Stadt des minoischen Kreta, 5 km südöstlich des heutigen Heraklion. Hier befindet sich an der Stelle einer neolithischen Siedlung (etwa 6000 v. Chr.; Kulturschichten bis zu 7 m Höhe) der größte minoische Palast, der nach dem Mythos von Daidalos im Auftrag des Königs Minos für den Minotauros, ein Menschen fressendes Ungeheuer, gebaut worden ist. Seine Bezeichnung als Labyrinth rührt von einem Kultsymbol der Minoer, der Labrys genannten Doppelaxt, her. Der Palast ist auch Schauplatz der Sage von Theseus und Ariadne.
 
Nach Ausgrabungen seit 1900 (begonnen durch A. J. Evans) lassen sich mehrere Bauperioden unterscheiden, die auf mehrfache Neu- und Umbauten zurückgehen. Man unterscheidet im Allgemeinen eine ältere Palastzeit von etwa 2100 bis 1700 und eine jüngere Palastzeit von 1700 bis etwa 1400 v. Chr.; dazwischen liegt die tief greifende Zerstörung des Palastes, vermutlich verursacht durch Erdbeben. Der heute v. a. sichtbare Palast entstand auf dem alten Grundriss in der Blütezeit der minoischen Kultur im 17./16. Jahrhundert v. Chr. und bedeckte eine Fläche von etwa 2 ha. Rings um den Palast dehnte sich die minoische Stadt aus, deren Einwohnerzahl auf über 50 000 geschätzt wird.
 
Die Hauptgebäude des zum Teil aufgrund originaler Bestandteile von Evans rekonstruierten Komplexes (die Rekonstruktionen sind umstritten) waren zwei- bis fünfstöckig und umschlossen einen rechteckigen Mittelhof (26 × 53 m) mit Steinplattenpflasterung, der vielleicht für Stierspiele diente.
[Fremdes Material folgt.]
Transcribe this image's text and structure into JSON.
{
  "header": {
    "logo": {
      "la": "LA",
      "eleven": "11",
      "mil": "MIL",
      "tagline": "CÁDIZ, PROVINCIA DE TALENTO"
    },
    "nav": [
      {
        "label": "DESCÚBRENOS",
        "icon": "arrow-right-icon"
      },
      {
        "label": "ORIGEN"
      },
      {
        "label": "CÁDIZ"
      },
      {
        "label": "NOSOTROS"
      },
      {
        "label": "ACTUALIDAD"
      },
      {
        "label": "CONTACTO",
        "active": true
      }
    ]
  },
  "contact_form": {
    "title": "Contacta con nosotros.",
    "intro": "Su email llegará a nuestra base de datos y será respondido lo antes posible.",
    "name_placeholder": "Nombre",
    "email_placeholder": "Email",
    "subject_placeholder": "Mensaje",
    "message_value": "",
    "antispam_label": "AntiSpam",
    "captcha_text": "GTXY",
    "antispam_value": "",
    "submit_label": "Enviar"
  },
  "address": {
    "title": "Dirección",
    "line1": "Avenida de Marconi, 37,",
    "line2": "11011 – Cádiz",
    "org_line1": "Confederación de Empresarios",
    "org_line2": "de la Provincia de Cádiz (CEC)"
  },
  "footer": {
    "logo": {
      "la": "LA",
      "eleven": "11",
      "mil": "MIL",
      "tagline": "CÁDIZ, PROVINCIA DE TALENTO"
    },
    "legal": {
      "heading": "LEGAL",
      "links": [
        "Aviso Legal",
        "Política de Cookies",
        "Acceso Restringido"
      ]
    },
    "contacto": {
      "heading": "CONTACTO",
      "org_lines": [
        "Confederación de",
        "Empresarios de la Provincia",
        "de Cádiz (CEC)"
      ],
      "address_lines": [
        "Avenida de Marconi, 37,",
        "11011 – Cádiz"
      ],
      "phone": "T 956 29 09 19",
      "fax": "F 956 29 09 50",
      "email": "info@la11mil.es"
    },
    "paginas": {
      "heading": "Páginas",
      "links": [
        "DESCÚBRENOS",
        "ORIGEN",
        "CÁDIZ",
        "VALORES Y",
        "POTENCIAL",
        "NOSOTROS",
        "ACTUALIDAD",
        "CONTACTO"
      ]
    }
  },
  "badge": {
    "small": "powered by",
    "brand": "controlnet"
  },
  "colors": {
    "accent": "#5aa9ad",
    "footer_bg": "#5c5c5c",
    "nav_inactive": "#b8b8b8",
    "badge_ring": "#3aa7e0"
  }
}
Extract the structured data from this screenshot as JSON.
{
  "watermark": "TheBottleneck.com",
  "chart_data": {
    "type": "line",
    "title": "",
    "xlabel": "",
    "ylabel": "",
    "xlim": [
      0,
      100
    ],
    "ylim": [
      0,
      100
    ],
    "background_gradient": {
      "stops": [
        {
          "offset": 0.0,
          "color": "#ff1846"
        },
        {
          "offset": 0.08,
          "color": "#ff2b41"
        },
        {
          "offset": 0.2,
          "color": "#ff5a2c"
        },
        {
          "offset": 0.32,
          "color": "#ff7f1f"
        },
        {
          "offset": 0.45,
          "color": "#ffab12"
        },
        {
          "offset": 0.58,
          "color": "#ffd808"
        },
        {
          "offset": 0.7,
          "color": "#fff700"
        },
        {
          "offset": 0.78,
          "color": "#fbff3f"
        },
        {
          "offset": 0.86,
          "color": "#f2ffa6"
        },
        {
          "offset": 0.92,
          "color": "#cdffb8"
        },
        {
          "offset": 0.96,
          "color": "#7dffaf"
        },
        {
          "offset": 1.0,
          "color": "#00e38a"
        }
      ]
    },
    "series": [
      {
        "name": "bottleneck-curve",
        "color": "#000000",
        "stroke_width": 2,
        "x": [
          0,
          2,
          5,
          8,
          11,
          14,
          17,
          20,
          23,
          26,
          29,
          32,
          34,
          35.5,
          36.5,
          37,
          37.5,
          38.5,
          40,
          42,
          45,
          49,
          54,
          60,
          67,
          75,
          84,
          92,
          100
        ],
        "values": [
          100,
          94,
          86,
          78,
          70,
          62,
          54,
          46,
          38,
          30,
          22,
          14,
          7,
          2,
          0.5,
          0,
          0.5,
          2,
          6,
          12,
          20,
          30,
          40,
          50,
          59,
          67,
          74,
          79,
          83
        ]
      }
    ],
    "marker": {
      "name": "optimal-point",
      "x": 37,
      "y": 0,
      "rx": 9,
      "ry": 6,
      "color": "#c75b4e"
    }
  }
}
Die Räume des Palastes waren durch enge Korridore und prunkvolle Treppenanlagen verbunden und umfassten Verwaltungs- und Repräsentationsräume sowie herrschaftliche Wohnräume. Vom Westflügel des Palastes ist das Erdgeschoss erhalten, dessen größten Teil Magazine einnahmen (die nach neuesten Berechnungen 420 Pithoi aufnehmen konnten, jedes dieser Tongefäße fasste 586 Liter; hier fanden sich auch besonders viele Tontäfelchen); zum Hof gerichtet lag hinter einem Vorraum der »Thronsaal« (mit einem Greifenfresko) sowie ein dreiteiliges Heiligtum mit verschiedenen weiteren Räumen. Im südlichen Teil dieses Flügels führte ein monumentales Treppenhaus zum Obergeschoss, wo sich Pfeilersäle mit Lichthöfen und zum Innenhof offene Vorräume (»Loggien«) befanden. Hier wurden ein Archiv und ein Kultschrein mit Schatzkammer (Steingefäße) gefunden. Der Ostflügel enthielt im Nordteil Werkstätten und Großmagazine, im Südteil Wohnräume; das (rekonstruierte) Treppenhaus war zugleich Lichtschacht; im untersten Stockwerk liegen ein Säulensaal (Fundort eines Tontafelarchivs) und zwei ineinander übergehende, nur von Steinpfeilern getrennte Säle, die »Gemächer des Königs« oder »Halle der Doppeläxte« genannt, sowie die »Gemächer der Königin« mit einem Baderaum mit tönerner Sitzbadewanne und (am Ende eines Korridors) Klosett mit Wasserspülung. Vom Wand- und Deckenschmuck (Fresken und Stuckreliefs) sind bedeutende Reste erhalten (Originale in Heraklion, Archäologisches Museum). Die Ursache der Zerstörung des Palastes ist umstritten. Infrage kommt eine Brandkatastrophe (durch kriegerische Einwirkungen?) um 1400/1375. Umstritten ist auch die Frage, ab welchem Zeitpunkt Träger der mykenischen Kultur die Herrschaft über Knossos übernommen haben und inwieweit nach der Zerstörung ein Wiederaufbau stattfand.
 
Als Hafenplatz für Knossos dienten Amnisos und ein Platz an der Stelle des heutigen Heraklion. In nordöstlicher Richtung vom großen Palast lagen der »kleine Palast« und die so genannte königliche Villa, am Südrand der Siedlung das Tempelgrab von Knossos, das Vorhalle, Hof und zweistöckigen Kultbau besaß, dessen eigentliche Grabkammer jedoch in Fels gehauen war. - In Knossos wurde eine Linearschrift (Linear B; kretische Schriften) verwendet.
 
Über Teilen des Palastes stand in geschichtlicher Zeit ein Tempel der Rhea, vielleicht auch ein Teil der Stadt, die Dorer aus Argos hier um 1000 v. Chr. gründeten.
 
Literatur:
 
L. R. Palmer: A new guide to the Palace of K. (London 1969);
 H. E. L. Mellersh: The destruction of K. (ebd. 1970);
 S. Mirié: Das Thronraumareal des Palastes von K. (1979);
 R. Bichler u. P. W. Haider: Kreta (1988);
 A. Braune: Menes, Moses, Minos. Die Altpalastzeit auf Kreta u. ihre geschichtl. Ursprünge (1988).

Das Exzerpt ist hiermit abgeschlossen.